Jingle my Balls dude doesn’t look angry to me, just confused. Like his buddy just told him a completely incredulous story about an octopus fishing expedition gone horribly wrong and a stray cat that saved the day while a couple of frat boys argued over who’s more of a bro in the background while the third bro was getting an ill advised tattoo that does not translate the way he thinks it translates. (They thought it was a booze cruise, why there was a tatoo artist on said boat is another story). It also involved cheap Vodka, and fruit. YMMV
The (first? See Lisa C’s comment #9 above) seven volumes (from Wolf Tales through Wolf Tales VII) are all available at/through the Hackensack Public Library. We make them weird in New Jersey.
A couple of the other covers approach the first one for “not even when we were young, flexible and in good shape” positions, so I expect that “bananapants crazysauce” may even be understating the case.
“CarrieS: What’s with all the sexy Santas? Santa is not sexy. Dressing up as Santa is not sexy. Wearing a festive hat from the Dollar Store is not sexy.”
Yes! That! Thank you!
Also, my brother just linked me to Cover Snark last night, and I read through the archives while I was supposed to be asleep…thank you for giving me numerous explosions of stifled laughter 🙂
Wolf Tales – I read the review quote to mean that you’d want a fan of the book to talk you out of setting it on fire.
Dog Soldier boy appears to be holding his pants up. Surely if his pecs are there, and his four pack is there, then his pants are reallly, really low. Especially once you factor in the boxer elastic.

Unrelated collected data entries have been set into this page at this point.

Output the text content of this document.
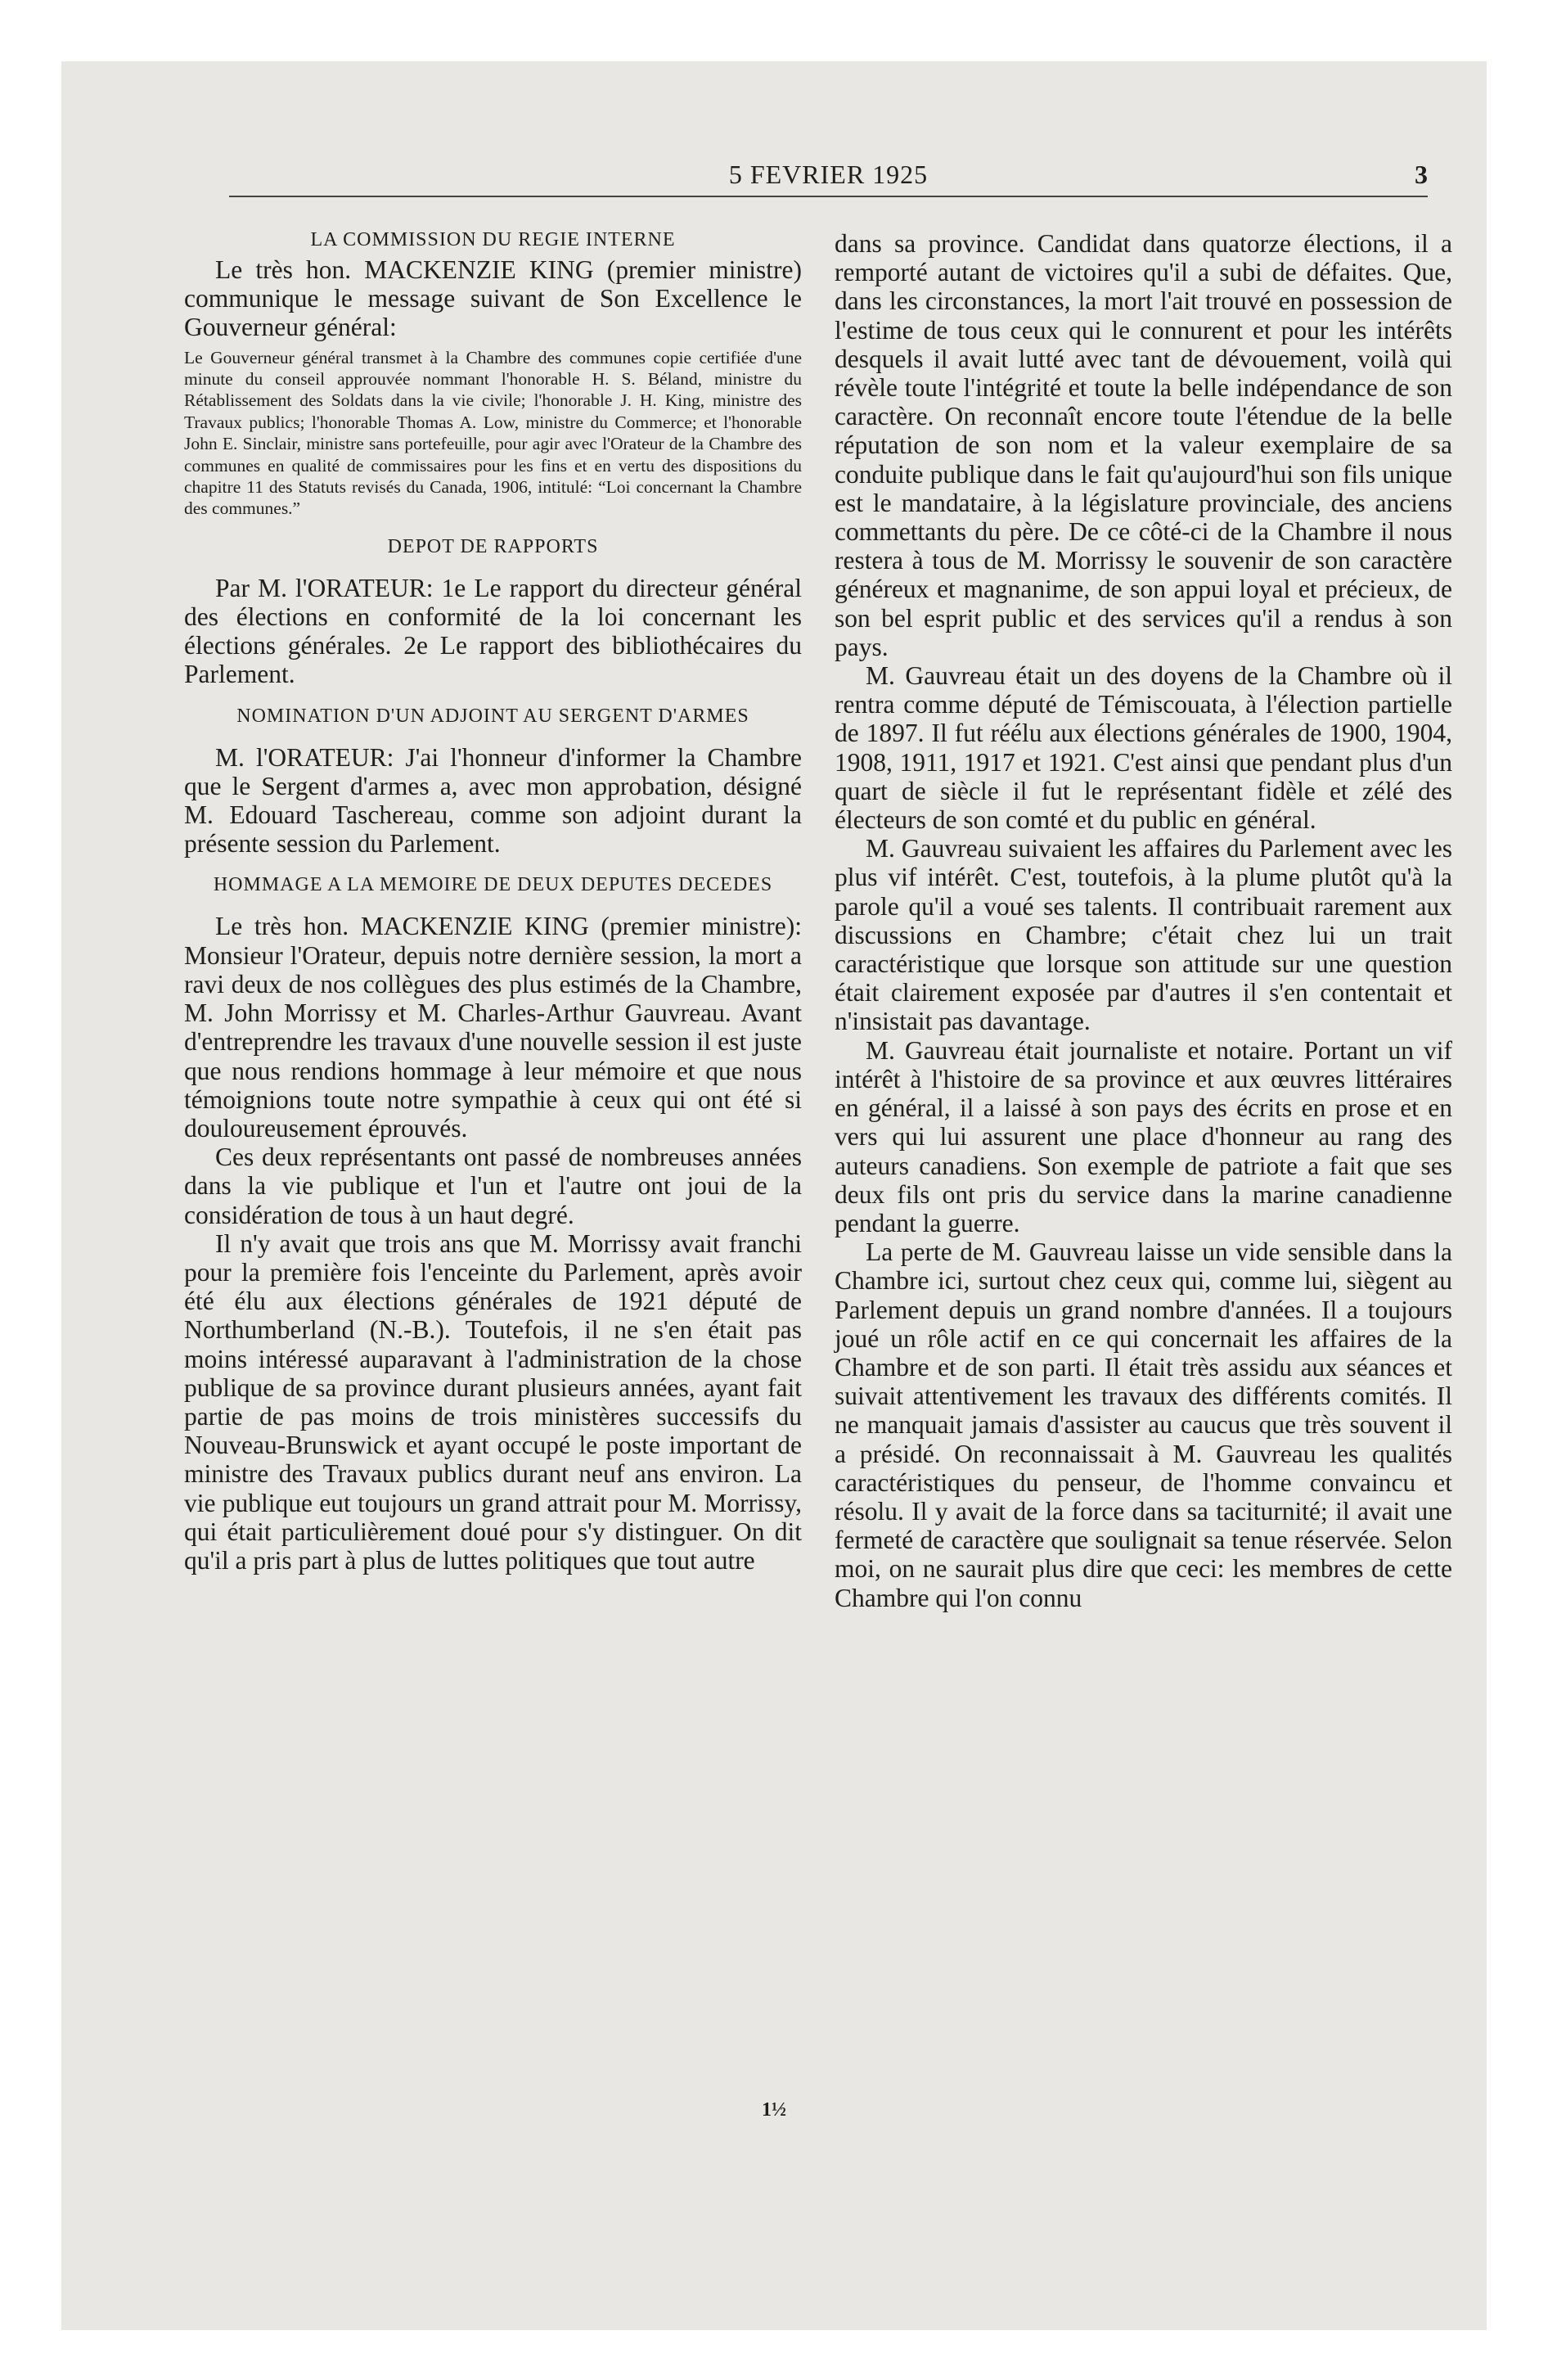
5 FEVRIER 1925	3
LA COMMISSION DU REGIE INTERNE

Le très hon. MACKENZIE KING (premier ministre) communique le message suivant de Son Excellence le Gouverneur général:

Le Gouverneur général transmet à la Chambre des communes copie certifiée d'une minute du conseil approuvée nommant l'honorable H. S. Béland, ministre du Rétablissement des Soldats dans la vie civile; l'honorable J. H. King, ministre des Travaux publics; l'honorable Thomas A. Low, ministre du Commerce; et l'honorable John E. Sinclair, ministre sans portefeuille, pour agir avec l'Orateur de la Chambre des communes en qualité de commissaires pour les fins et en vertu des dispositions du chapitre 11 des Statuts revisés du Canada, 1906, intitulé: “Loi concernant la Chambre des communes.”

DEPOT DE RAPPORTS

Par M. l'ORATEUR: 1e Le rapport du directeur général des élections en conformité de la loi concernant les élections générales. 2e Le rapport des bibliothécaires du Parlement.

NOMINATION D'UN ADJOINT AU SERGENT D'ARMES

M. l'ORATEUR: J'ai l'honneur d'informer la Chambre que le Sergent d'armes a, avec mon approbation, désigné M. Edouard Taschereau, comme son adjoint durant la présente session du Parlement.

HOMMAGE A LA MEMOIRE DE DEUX DEPUTES DECEDES

Le très hon. MACKENZIE KING (premier ministre): Monsieur l'Orateur, depuis notre dernière session, la mort a ravi deux de nos collègues des plus estimés de la Chambre, M. John Morrissy et M. Charles-Arthur Gauvreau. Avant d'entreprendre les travaux d'une nouvelle session il est juste que nous rendions hommage à leur mémoire et que nous témoignions toute notre sympathie à ceux qui ont été si douloureusement éprouvés.

Ces deux représentants ont passé de nombreuses années dans la vie publique et l'un et l'autre ont joui de la considération de tous à un haut degré.

Il n'y avait que trois ans que M. Morrissy avait franchi pour la première fois l'enceinte du Parlement, après avoir été élu aux élections générales de 1921 député de Northumberland (N.-B.). Toutefois, il ne s'en était pas moins intéressé auparavant à l'administration de la chose publique de sa province durant plusieurs années, ayant fait partie de pas moins de trois ministères successifs du Nouveau-Brunswick et ayant occupé le poste important de ministre des Travaux publics durant neuf ans environ. La vie publique eut toujours un grand attrait pour M. Morrissy, qui était particulièrement doué pour s'y distinguer. On dit qu'il a pris part à plus de luttes politiques que tout autre

dans sa province. Candidat dans quatorze élections, il a remporté autant de victoires qu'il a subi de défaites. Que, dans les circonstances, la mort l'ait trouvé en possession de l'estime de tous ceux qui le connurent et pour les intérêts desquels il avait lutté avec tant de dévouement, voilà qui révèle toute l'intégrité et toute la belle indépendance de son caractère. On reconnaît encore toute l'étendue de la belle réputation de son nom et la valeur exemplaire de sa conduite publique dans le fait qu'aujourd'hui son fils unique est le mandataire, à la législature provinciale, des anciens commettants du père. De ce côté-ci de la Chambre il nous restera à tous de M. Morrissy le souvenir de son caractère généreux et magnanime, de son appui loyal et précieux, de son bel esprit public et des services qu'il a rendus à son pays.

M. Gauvreau était un des doyens de la Chambre où il rentra comme député de Témiscouata, à l'élection partielle de 1897. Il fut réélu aux élections générales de 1900, 1904, 1908, 1911, 1917 et 1921. C'est ainsi que pendant plus d'un quart de siècle il fut le représentant fidèle et zélé des électeurs de son comté et du public en général.

M. Gauvreau suivaient les affaires du Parlement avec les plus vif intérêt. C'est, toutefois, à la plume plutôt qu'à la parole qu'il a voué ses talents. Il contribuait rarement aux discussions en Chambre; c'était chez lui un trait caractéristique que lorsque son attitude sur une question était clairement exposée par d'autres il s'en contentait et n'insistait pas davantage.

M. Gauvreau était journaliste et notaire. Portant un vif intérêt à l'histoire de sa province et aux œuvres littéraires en général, il a laissé à son pays des écrits en prose et en vers qui lui assurent une place d'honneur au rang des auteurs canadiens. Son exemple de patriote a fait que ses deux fils ont pris du service dans la marine canadienne pendant la guerre.

La perte de M. Gauvreau laisse un vide sensible dans la Chambre ici, surtout chez ceux qui, comme lui, siègent au Parlement depuis un grand nombre d'années. Il a toujours joué un rôle actif en ce qui concernait les affaires de la Chambre et de son parti. Il était très assidu aux séances et suivait attentivement les travaux des différents comités. Il ne manquait jamais d'assister au caucus que très souvent il a présidé. On reconnaissait à M. Gauvreau les qualités caractéristiques du penseur, de l'homme convaincu et résolu. Il y avait de la force dans sa taciturnité; il avait une fermeté de caractère que soulignait sa tenue réservée. Selon moi, on ne saurait plus dire que ceci: les membres de cette Chambre qui l'on connu

1½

I’m more concerned about the Studmuffin cover: she’s flashing her naked body at him and he’s not looking at her!
I’ve seen Bashful Santa (-hat + bride) on 2 more covers! Same stock photo for both titles:
“Vegas Love” by Jillian Dodd
“Ready to Run” by Lauren Layne
Some work with Google Image Search led to istockphoto dot com, specifically “sexy muscular shirtless man santa claus hat”. Just how many bitches have pursued the same line of inquiry in the last two days, causing this ready-made search to bob to the surface so quickly? And if I searched a little further, would I learn the model’s name? Poor guy probably isn’t even getting residuals, and this Sexy Santa photo shoot will haunt him through all his days. Hope he never decides to run for office.
OMG, how I love cover snark. I would not care if some part of the blog is devoted to it everyday!!
Part of the description of “jingle my balls” – Welcome to Jenika and Jordan’s Hot-Bite Christmas where the packages are big, the stockings are definitely hung, and snow isn’t the only thing that gets plowed.